Second — with regard to the thesis of what is good and what is bad in the Iraqi events. It's already good that the regime of Hussein has been removed. And we had always said this regime did not correspond to the present-day requirements and perceptions of human rights and democracy and that it was necessary to change and remove it.

After all, we did not say that we were sheltering it. We spoke of a different thing — that problems of this kind should not be solved by means of war, by military means. Countries which do not meet the Western standards of democracy form 80 percent in the world. So what, we shall war with all of them?

These standards have to come into being within the countries themselves. The peoples of these states alone have the right to decide their own destinies. That is why we are saying that the principle of sovereignty must be immutable.

And then, are most of these countries ready for adopting in their territories the Western standards of democracy? For in the Middle East, apart from Iraq, there are many other states. And what, is it proposed to war with them all? Certainly, this mad thought occurs to nobody.

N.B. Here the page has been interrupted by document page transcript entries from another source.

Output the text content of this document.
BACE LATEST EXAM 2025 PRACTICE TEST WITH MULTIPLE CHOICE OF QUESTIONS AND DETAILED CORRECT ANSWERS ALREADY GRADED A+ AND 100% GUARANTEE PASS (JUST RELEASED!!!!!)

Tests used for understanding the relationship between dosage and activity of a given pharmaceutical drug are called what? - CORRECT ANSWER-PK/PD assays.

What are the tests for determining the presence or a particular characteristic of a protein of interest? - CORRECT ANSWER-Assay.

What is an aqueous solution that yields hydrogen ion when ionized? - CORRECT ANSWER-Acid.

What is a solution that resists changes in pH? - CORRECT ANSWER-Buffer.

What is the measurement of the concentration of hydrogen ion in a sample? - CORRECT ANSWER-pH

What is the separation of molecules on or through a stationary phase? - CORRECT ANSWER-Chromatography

We indicated by what means we should act to attain these noble objectives. As to what was there good and what was bad, the removal of the tyrannical regime is surely a plus. But, I repeat, the means and the human casualties, the humanitarian disaster, the destructions — these are the obvious negative consequences.

As are the problems which have been created in the sphere of the system of international law observance, its being shaken loose. This arouses concern. In our opinion, we should do everything possible to restore this system of values and together with our partners, with the United States and with Britain tackle the problems of strengthening the principles and foundations of international law.

Tomorrow at the law department of the University in the course of the international conference The International Security System: A Look at the Future we shall be able to once again have a discussion on this topic.